Sąd Apelacyjny w Katowicach

i

Autor: Dariusz Brombosz

W tej katastrofie zginęło 65 osób. Po latach zapadł wyrok w sprawie

2019-11-26 8:33

Karę półtora roku więzienia wymierzył Sąd Apelacyjny w Katowicach w procesie Nowozelandczyka Bruce'a R. Mężczyzna, który był członkiem zarządu Międzynarodowych Targów Katowickich, miał przyczynić się do katastrofy budowlanej w styczniu 2006 roku. Pod gruzami zawalonej hali zginęło 65 osób.

Przypomnijmy, że do katastrofy hali Międzynarodowych Targów Katowickich doszło 28 stycznia 2006 roku. Podczas targów gołębi pocztowych zawalił się dach konstrukcji. W momencie katastrofy w środku znajdowało się 700 osób. Większości udało się uciec, jednak ostateczny bilans był tragiczny - zginęło 65 osób, aż 140 było rannych. To największa katastrofa budowlana w dziejach Polski.

Śledczy badali przyczyny katastrofy. Z ich ustaleń wynikało, że do zawalenia się dachu hali przyczyniły się zaniedbania po stronie wykonawców projektu. Zmiany te polegały na zmniejszeniu liczby wsporników oraz innych elementów wzmacniających. Jedna z hipotez na temat przyczyn katastrofy mówi o tym, iż do zdarzenia doszło w wyniku nagromadzenia się ogromnej ilości śniegu na dachu hali, którego ciężar spowodował zawalenie osłabionej konstrukcji.

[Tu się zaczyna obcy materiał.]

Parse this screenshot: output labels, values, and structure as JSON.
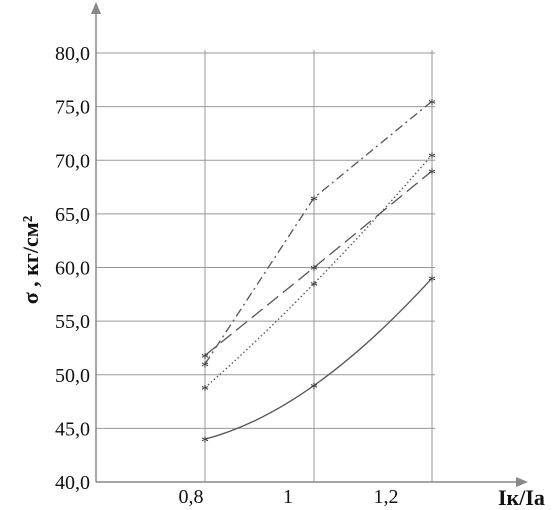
{
  "chart_data": {
    "type": "line",
    "xlabel": "Iк/Iа",
    "ylabel": "σ , кг/см²",
    "xlim": [
      0.6,
      1.4
    ],
    "ylim": [
      40,
      80
    ],
    "y_ticks": [
      "40,0",
      "45,0",
      "50,0",
      "55,0",
      "60,0",
      "65,0",
      "70,0",
      "75,0",
      "80,0"
    ],
    "x_ticks": [
      {
        "value": 0.8,
        "label": "0,8"
      },
      {
        "value": 1.0,
        "label": "1"
      },
      {
        "value": 1.2,
        "label": "1,2"
      }
    ],
    "x_gridlines": [
      0.8,
      1.0,
      1.2
    ],
    "grid": true,
    "marker": "*",
    "x_points": [
      0.8,
      1.0,
      1.2
    ],
    "series": [
      {
        "style": "solid",
        "values": [
          44,
          49,
          59
        ]
      },
      {
        "style": "dotted",
        "values": [
          48.8,
          58.5,
          70.5
        ]
      },
      {
        "style": "dashed",
        "values": [
          51.8,
          60,
          69
        ]
      },
      {
        "style": "dashdot",
        "values": [
          51,
          66.5,
          75.5
        ]
      }
    ],
    "colors": {
      "axis": "#888888",
      "grid": "#999999",
      "line": "#555555"
    }
  }
}
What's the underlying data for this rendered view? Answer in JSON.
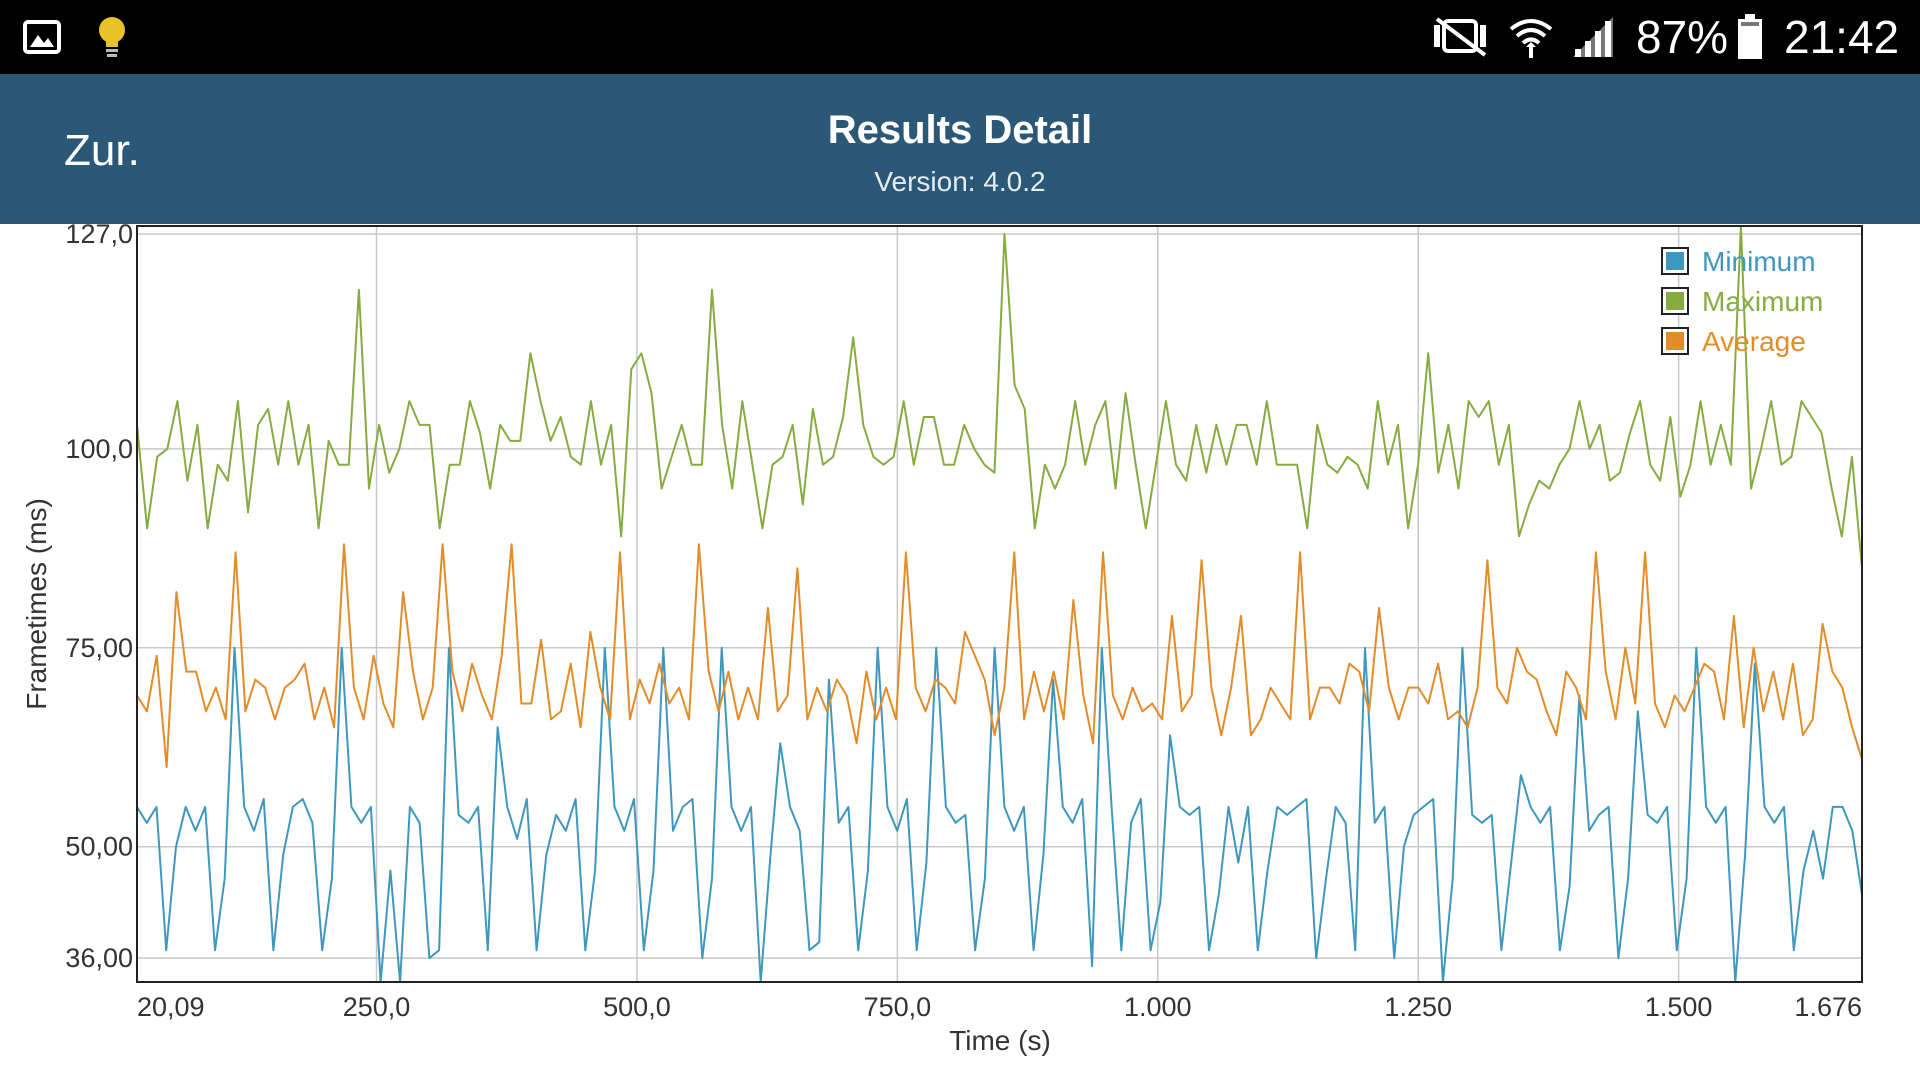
{
  "status_bar": {
    "left_icons": [
      "gallery-icon",
      "lightbulb-icon"
    ],
    "right_icons": [
      "mute-icon",
      "wifi-icon",
      "signal-icon",
      "battery-icon"
    ],
    "battery_percent": "87%",
    "time": "21:42"
  },
  "app_bar": {
    "back_label": "Zur.",
    "title": "Results Detail",
    "subtitle": "Version: 4.0.2",
    "color": "#2b5877"
  },
  "chart_data": {
    "type": "line",
    "xlabel": "Time (s)",
    "ylabel": "Frametimes (ms)",
    "xlim": [
      20.09,
      1676
    ],
    "ylim": [
      33,
      128
    ],
    "x_tick_values": [
      20.09,
      250,
      500,
      750,
      1000,
      1250,
      1500,
      1676
    ],
    "x_tick_labels": [
      "20,09",
      "250,0",
      "500,0",
      "750,0",
      "1.000",
      "1.250",
      "1.500",
      "1.676"
    ],
    "y_tick_values": [
      36,
      50,
      75,
      100,
      127
    ],
    "y_tick_labels": [
      "36,00",
      "50,00",
      "75,00",
      "100,0",
      "127,0"
    ],
    "grid": true,
    "legend_position": "top-right",
    "series": [
      {
        "name": "Minimum",
        "color": "#3e98bd",
        "values": [
          55,
          53,
          55,
          37,
          50,
          55,
          52,
          55,
          37,
          46,
          75,
          55,
          52,
          56,
          37,
          49,
          55,
          56,
          53,
          37,
          46,
          75,
          55,
          53,
          55,
          33,
          47,
          33,
          55,
          53,
          36,
          37,
          75,
          54,
          53,
          55,
          37,
          65,
          55,
          51,
          56,
          37,
          49,
          54,
          52,
          56,
          37,
          47,
          75,
          55,
          52,
          56,
          37,
          47,
          75,
          52,
          55,
          56,
          36,
          46,
          75,
          55,
          52,
          55,
          33,
          49,
          63,
          55,
          52,
          37,
          38,
          71,
          53,
          55,
          37,
          47,
          75,
          55,
          52,
          56,
          37,
          48,
          75,
          55,
          53,
          54,
          37,
          46,
          75,
          55,
          52,
          55,
          37,
          49,
          71,
          55,
          53,
          56,
          35,
          75,
          55,
          37,
          53,
          56,
          37,
          43,
          64,
          55,
          54,
          55,
          37,
          44,
          55,
          48,
          55,
          37,
          47,
          55,
          54,
          55,
          56,
          36,
          46,
          55,
          53,
          37,
          75,
          53,
          55,
          36,
          50,
          54,
          55,
          56,
          33,
          46,
          75,
          54,
          53,
          54,
          37,
          48,
          59,
          55,
          53,
          55,
          37,
          45,
          69,
          52,
          54,
          55,
          36,
          46,
          67,
          54,
          53,
          55,
          37,
          46,
          75,
          55,
          53,
          55,
          33,
          49,
          73,
          55,
          53,
          55,
          37,
          47,
          52,
          46,
          55,
          55,
          52,
          44
        ]
      },
      {
        "name": "Maximum",
        "color": "#86ac41",
        "values": [
          103,
          90,
          99,
          100,
          106,
          96,
          103,
          90,
          98,
          96,
          106,
          92,
          103,
          105,
          98,
          106,
          98,
          103,
          90,
          101,
          98,
          98,
          120,
          95,
          103,
          97,
          100,
          106,
          103,
          103,
          90,
          98,
          98,
          106,
          102,
          95,
          103,
          101,
          101,
          112,
          106,
          101,
          104,
          99,
          98,
          106,
          98,
          103,
          89,
          110,
          112,
          107,
          95,
          99,
          103,
          98,
          98,
          120,
          103,
          95,
          106,
          98,
          90,
          98,
          99,
          103,
          93,
          105,
          98,
          99,
          104,
          114,
          103,
          99,
          98,
          99,
          106,
          98,
          104,
          104,
          98,
          98,
          103,
          100,
          98,
          97,
          127,
          108,
          105,
          90,
          98,
          95,
          98,
          106,
          98,
          103,
          106,
          95,
          107,
          98,
          90,
          98,
          106,
          98,
          96,
          103,
          97,
          103,
          98,
          103,
          103,
          98,
          106,
          98,
          98,
          98,
          90,
          103,
          98,
          97,
          99,
          98,
          95,
          106,
          98,
          103,
          90,
          98,
          112,
          97,
          103,
          95,
          106,
          104,
          106,
          98,
          103,
          89,
          93,
          96,
          95,
          98,
          100,
          106,
          100,
          103,
          96,
          97,
          102,
          106,
          98,
          96,
          104,
          94,
          98,
          106,
          98,
          103,
          98,
          128,
          95,
          100,
          106,
          98,
          99,
          106,
          104,
          102,
          95,
          89,
          99,
          85
        ]
      },
      {
        "name": "Average",
        "color": "#e28c2a",
        "values": [
          69,
          67,
          74,
          60,
          82,
          72,
          72,
          67,
          70,
          66,
          87,
          67,
          71,
          70,
          66,
          70,
          71,
          73,
          66,
          70,
          65,
          88,
          70,
          66,
          74,
          68,
          65,
          82,
          72,
          66,
          70,
          88,
          72,
          67,
          73,
          69,
          66,
          74,
          88,
          68,
          68,
          76,
          66,
          67,
          73,
          65,
          77,
          70,
          66,
          87,
          66,
          71,
          68,
          73,
          68,
          70,
          66,
          88,
          72,
          67,
          72,
          66,
          70,
          66,
          80,
          67,
          69,
          85,
          66,
          70,
          67,
          71,
          69,
          63,
          72,
          66,
          70,
          66,
          87,
          70,
          67,
          71,
          70,
          68,
          77,
          74,
          71,
          64,
          70,
          87,
          66,
          72,
          67,
          72,
          66,
          81,
          69,
          63,
          87,
          69,
          66,
          70,
          67,
          68,
          66,
          79,
          67,
          69,
          86,
          70,
          64,
          70,
          79,
          64,
          66,
          70,
          68,
          66,
          87,
          66,
          70,
          70,
          68,
          73,
          72,
          67,
          80,
          70,
          66,
          70,
          70,
          68,
          73,
          66,
          67,
          65,
          70,
          86,
          70,
          68,
          75,
          72,
          71,
          67,
          64,
          72,
          70,
          66,
          87,
          72,
          66,
          75,
          68,
          87,
          68,
          65,
          69,
          67,
          70,
          73,
          72,
          66,
          79,
          65,
          75,
          67,
          72,
          66,
          73,
          64,
          66,
          78,
          72,
          70,
          65,
          61
        ]
      }
    ]
  }
}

Bruce R., który pełnił funkcję członka zarządu Międzynarodowych Targów Katowickich, został oskarżony o przyczynienie się do  katastrofy MTK. Sam nie poczuwał się do winy. Twierdził, że polegał na współpracownikach, bo większość czasu spędzał poza Katowicami. Prokuratura uznała jednak, że R. miał świadomość, iż hala może się zawalić. Domagała się dla niego 6 lat pozbawienia wolności. Ostatecznie Sąd Apelacyjny w Katowicach skazał Nowozelandczyka na 1,5 roku więzienia za nieumyślne spowodowanie katastrofy. Wyrok jest prawomocny. Można od niego złożyć kasację do Sądu Najwyższego.